Already, AI-driven tools for predictive maintenance, predictive analytics and remote monitoring are being mentioned as part of the value offering from EPCs and software providers in the context of data-centric digital approaches. Tallent at KBR, for instance, has said that the firm plans to expand its digital twin offerings into the emerging field of immersive technology by using AVEVA’s Extended Reality (XR) Solutions, which build on AI capabilities.

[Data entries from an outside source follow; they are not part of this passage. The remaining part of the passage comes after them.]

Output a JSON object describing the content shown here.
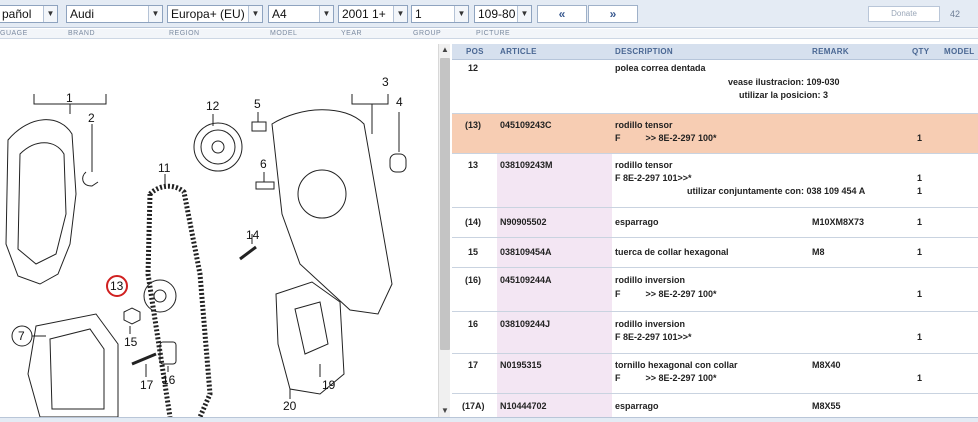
{
  "filters": {
    "language": "pañol",
    "brand": "Audi",
    "region": "Europa+ (EU)",
    "model": "A4",
    "year": "2001  1+",
    "group": "1",
    "picture": "109-80",
    "prev_label": "«",
    "next_label": "»",
    "donate_label": "Donate",
    "page_number": "42"
  },
  "labels": {
    "language": "GUAGE",
    "brand": "BRAND",
    "region": "REGION",
    "model": "MODEL",
    "year": "YEAR",
    "group": "GROUP",
    "picture": "PICTURE"
  },
  "table": {
    "headers": {
      "pos": "POS",
      "article": "ARTICLE",
      "description": "DESCRIPTION",
      "remark": "REMARK",
      "qty": "QTY",
      "model": "MODEL"
    },
    "rows": [
      {
        "pos": "12",
        "article": "",
        "desc1": "polea correa dentada",
        "desc2": "",
        "desc3": "",
        "remark": "vease ilustracion: 109-030",
        "remark2": "utilizar la posicion: 3",
        "qty": "",
        "qty2": ""
      },
      {
        "pos": "(13)",
        "article": "045109243C",
        "desc1": "rodillo tensor",
        "desc2": "F          >> 8E-2-297 100*",
        "desc3": "",
        "remark": "",
        "remark2": "",
        "qty": "",
        "qty2": "1"
      },
      {
        "pos": "13",
        "article": "038109243M",
        "desc1": "rodillo tensor",
        "desc2": "F 8E-2-297 101>>*",
        "desc3": "utilizar conjuntamente con: 038 109 454 A",
        "remark": "",
        "remark2": "",
        "qty": "1",
        "qty2": "1"
      },
      {
        "pos": "(14)",
        "article": "N90905502",
        "desc1": "esparrago",
        "desc2": "",
        "desc3": "",
        "remark": "M10XM8X73",
        "remark2": "",
        "qty": "1",
        "qty2": ""
      },
      {
        "pos": "15",
        "article": "038109454A",
        "desc1": "tuerca de collar hexagonal",
        "desc2": "",
        "desc3": "",
        "remark": "M8",
        "remark2": "",
        "qty": "1",
        "qty2": ""
      },
      {
        "pos": "(16)",
        "article": "045109244A",
        "desc1": "rodillo inversion",
        "desc2": "F          >> 8E-2-297 100*",
        "desc3": "",
        "remark": "",
        "remark2": "",
        "qty": "",
        "qty2": "1"
      },
      {
        "pos": "16",
        "article": "038109244J",
        "desc1": "rodillo inversion",
        "desc2": "F 8E-2-297 101>>*",
        "desc3": "",
        "remark": "",
        "remark2": "",
        "qty": "",
        "qty2": "1"
      },
      {
        "pos": "17",
        "article": "N0195315",
        "desc1": "tornillo hexagonal con collar",
        "desc2": "F          >> 8E-2-297 100*",
        "desc3": "",
        "remark": "M8X40",
        "remark2": "",
        "qty": "",
        "qty2": "1"
      },
      {
        "pos": "(17A)",
        "article": "N10444702",
        "desc1": "esparrago",
        "desc2": "",
        "desc3": "",
        "remark": "M8X55",
        "remark2": "",
        "qty": "",
        "qty2": ""
      }
    ]
  },
  "diagram": {
    "callouts": [
      "1",
      "2",
      "3",
      "4",
      "5",
      "6",
      "7",
      "11",
      "12",
      "13",
      "14",
      "15",
      "16",
      "17",
      "19",
      "20"
    ]
  },
  "colors": {
    "selected_row": "#f7cdb3",
    "article_cell": "#f3e6f3",
    "header": "#d6e0ee",
    "highlight_circle": "#d02020"
  }
}
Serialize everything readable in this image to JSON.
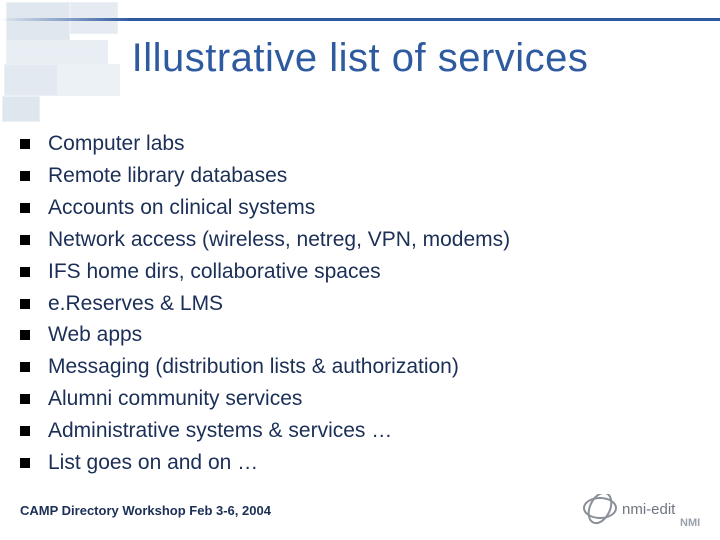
{
  "title": "Illustrative list of services",
  "items": [
    "Computer labs",
    "Remote library databases",
    "Accounts on clinical systems",
    "Network access (wireless, netreg, VPN, modems)",
    "IFS home dirs, collaborative spaces",
    "e.Reserves & LMS",
    "Web apps",
    "Messaging (distribution lists & authorization)",
    "Alumni community services",
    "Administrative systems & services …",
    "List goes on and on …"
  ],
  "footer": "CAMP Directory Workshop  Feb 3-6, 2004",
  "logo": {
    "text": "nmi-edit",
    "sub": "NMI"
  }
}
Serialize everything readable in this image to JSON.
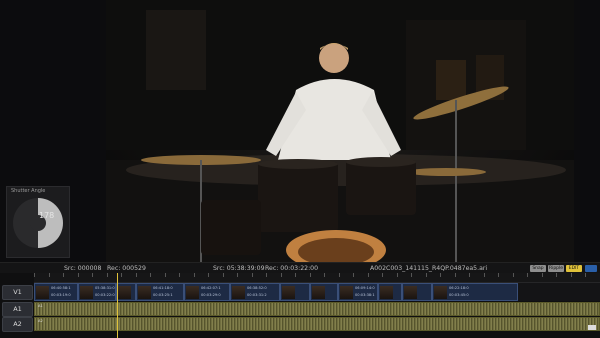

According to Vaseem Khan, chief engineering officer at McDermott, digital twins involving engineering and process data can provide the building blocks for value-added applications in production optimization, visualization, automation, predictive maintenance—and AI. Khan has described McDermott’s digital twin offering as one that grows in maturity and capability over its lifecycle, from design through construction to operations. “What we are telling our clients is that you need to keep the digital twin alive, either yourself or by using people like ourselves,” he said. "And this digital twin then gets connected to the integrated control system and it starts receiving real-time or near-real-time operating data.”

Ultimately, this integration can open up applications in AR/VR, predictive analytics, advanced process simulations and more. Khan explained that the digital twin continues to learn throughout the life cycle, enabling various AI software tools. “So,” he said, “we create a single integrated facility from conception to end-of-life.”